Metadata-Version: 2.4
Name: remerge-mwe
Version: 0.4.1
License-File: LICENSE
Summary: REMERGE is a Multi-Word Expression (MWE) discovery algorithm derived from the MERGE algorithm.
Author-email: Peter Baumgartner <5107405+pmbaumgartner@users.noreply.github.com>
License-Expression: MIT
Requires-Python: >=3.12
Description-Content-Type: text/markdown; charset=UTF-8; variant=GFM

# REMERGE - Multi-Word Expression discovery algorithm

REMERGE is a greedy, bottom-up Multi-Word Expression (MWE) discovery algorithm derived from MERGE[^1][^2][^3].

Current implementation:
- Rust core engine (PyO3 extension) for fast iteration on large corpora
- Python API (`remerge.run`, `remerge.annotate`) with typed ergonomic results
- Deterministic tie-breaking and configurable scoring methods

The algorithm is non-parametric with respect to final MWE length: you set `iterations`, and merged expressions can grow as long as the corpus supports.

## Install

Latest release:

```bash
pip install -U remerge-mwe
```

Latest from GitHub:

```bash
pip install git+https://github.com/pmbaumgartner/remerge-mwe.git
```

## Quickstart

```python
import remerge

corpus = [
    "a list of already tokenized texts",
    "where each item is a document string",
    "isn't this API nice",
]

winners = remerge.run(corpus, iterations=1, method="frequency")

winner = winners[0]
print(winner)                    # merged phrase text (via WinnerInfo.__str__)
print(winner.merged_lexeme.word) # ('a', 'list')
print(winner.score)              # score used for winner selection
```

## Selection methods

Available winner-selection methods:
- `"log_likelihood"` (default; [Log-Likelihood / G²][^5])
- `"npmi"` ([Normalized PMI][^4])
- `"frequency"`

You can pass either enum values (`remerge.SelectionMethod.frequency`) or strings (`"frequency"`).

Tie-breaking is deterministic: score, then frequency, then lexicographic merged-token order.

## NPMI guidance

NPMI can saturate near `1.0` for rare but exclusive pairs, especially on large corpora.
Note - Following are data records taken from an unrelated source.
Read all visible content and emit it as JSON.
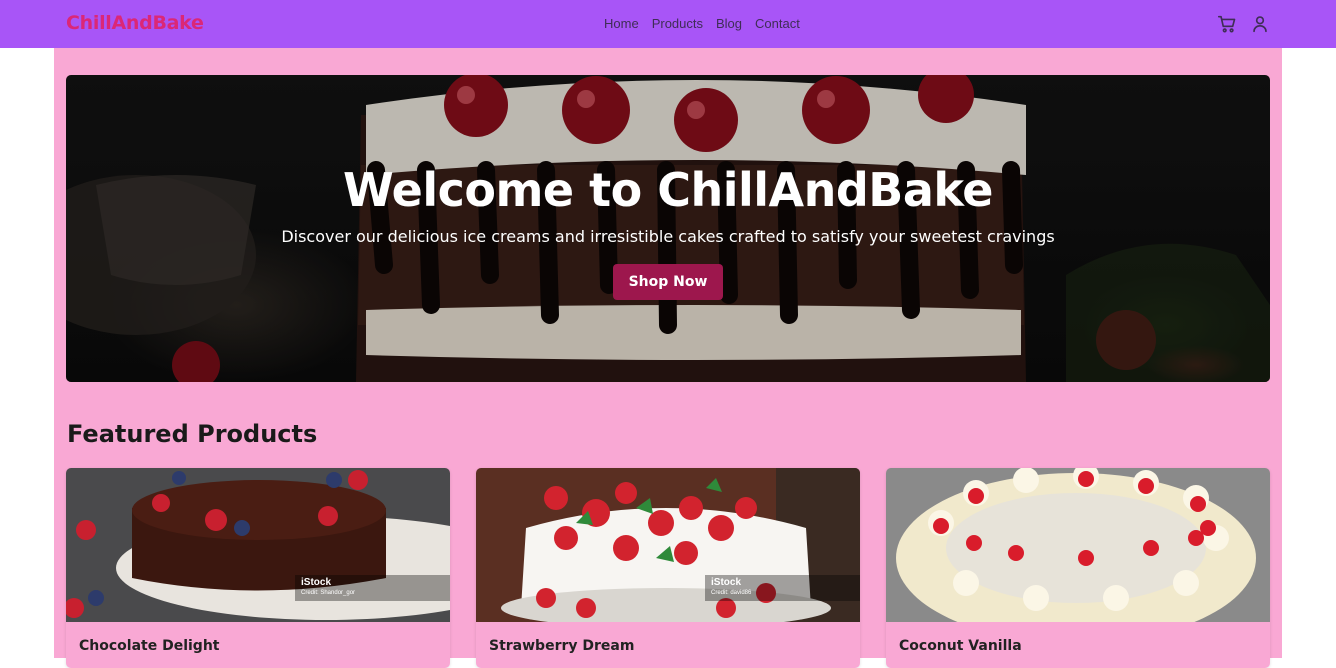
{
  "brand": "ChillAndBake",
  "nav": [
    {
      "label": "Home"
    },
    {
      "label": "Products"
    },
    {
      "label": "Blog"
    },
    {
      "label": "Contact"
    }
  ],
  "icons": {
    "cart": "cart-icon",
    "user": "user-icon"
  },
  "colors": {
    "navbar": "#a855f7",
    "brand": "#db2777",
    "page": "#f9a8d4",
    "button": "#9d174d"
  },
  "hero": {
    "title": "Welcome to ChillAndBake",
    "subtitle": "Discover our delicious ice creams and irresistible cakes crafted to satisfy your sweetest cravings",
    "button": "Shop Now"
  },
  "featured": {
    "title": "Featured Products",
    "products": [
      {
        "name": "Chocolate Delight",
        "watermark": "iStock",
        "credit": "Credit: Shandor_gor"
      },
      {
        "name": "Strawberry Dream",
        "watermark": "iStock",
        "credit": "Credit: david86"
      },
      {
        "name": "Coconut Vanilla"
      }
    ]
  }
}
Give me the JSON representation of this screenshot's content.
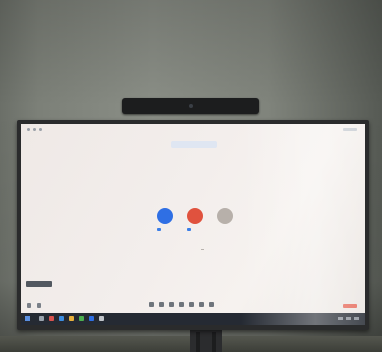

That can surface low-frequency artifacts unless `min_count` is set high enough.

Practical guidance:
- For discovery and ranking stability, prefer `log_likelihood` (the default).
- For NPMI, tune `min_count` aggressively and sweep upward until top results stabilize.
- On real corpora, values significantly above toy defaults are often needed.

```python
# Example starting point for larger corpora (tune further as needed)
winners = remerge.run(corpus, 100, method="npmi", min_count=200)
```

This aligns with the PMI caveat that infrequent pairs can dominate rankings[^4].

## Live progress output

For long runs, set `progress=True` to print live merge progress to `stderr`:

```python
winners = remerge.run(corpus, 500, progress=True)
```

## API - `remerge.run`

| Argument | Type | Description |
| --- | --- | --- |
| `corpus` | `list[str]` | Corpus of document strings. Documents are split into segments by `splitter`, then tokenized with Rust whitespace splitting. |
| `iterations` | `int` | Maximum number of iterations. |
| `method` | `SelectionMethod | str`, optional | One of `"frequency"`, `"log_likelihood"`, `"npmi"`. Default: `"log_likelihood"`. |
| `min_count` | `int`, optional | Minimum bigram frequency required to be considered for winner selection. Default: `0`. |
| `splitter` | `Splitter | str`, optional | Segmenter before tokenization: `"delimiter"` (default) or `"sentencex"`. |
| `line_delimiter` | `str | None`, optional | Delimiter for `splitter="delimiter"`. Default: `"\n"`. Use `None` to treat each document as one segment. Ignored for `sentencex`. |
| `sentencex_language` | `str`, optional | Language code for `splitter="sentencex"`. Default: `"en"`. |
| `rescore_interval` | `int`, optional | Full-rescore interval for LL/NPMI. `1` means full rescore every iteration; larger values trade exactness for speed. Default: `25`. |
| `on_exhausted` | `ExhaustionPolicy | str`, optional | Behavior when no candidate is available (or score threshold not met): `"stop"` or `"raise"`. Default: `"stop"`. |
| `min_score` | `float | None`, optional | Optional minimum score threshold for selected winners. Default: `None`. |
| `progress` | `bool`, optional | If `True`, prints live merge progress to `stderr`. Default: `False`. |

`run()` returns `list[WinnerInfo]`.

Each `WinnerInfo` contains:
- `bigram`
- `merged_lexeme`
- `score`
- `merge_token_count`

Convenience helpers:
- `str(winner)` and `winner.text` for merged phrase text
- `winner.token_count` (alias of `winner.n_lexemes`) for merged token count
- `str(winner.merged_lexeme)` / `winner.merged_lexeme.text` for lexeme text
- `winner.merged_lexeme.token_count` for lexeme token count

## API - `remerge.annotate`

`annotate()` runs the same merge process as `run()`, then returns:

```python
(winners, annotated_docs, labels)
```

Where:
- `winners`: `list[WinnerInfo]`
- `annotated_docs`: `list[str]` of annotated output documents
- `labels`: sorted unique list of annotation labels generated

Arguments shared with `run()`:
- `corpus`, `iterations`, `method`, `min_count`, `splitter`, `line_delimiter`
- `sentencex_language`, `rescore_interval`, `on_exhausted`, `min_score`, `progress`

`annotate()`-specific arguments:
- `mwe_prefix: str = "<mwe:"`
- `mwe_suffix: str = ">"`
- `token_separator: str = "_"`

## Tokenization and output normalization

Tokenization uses Rust `split_whitespace()`.

Implications:
- Original whitespace formatting is not preserved.
- Annotated output reconstructs segments using normalized single-space joins.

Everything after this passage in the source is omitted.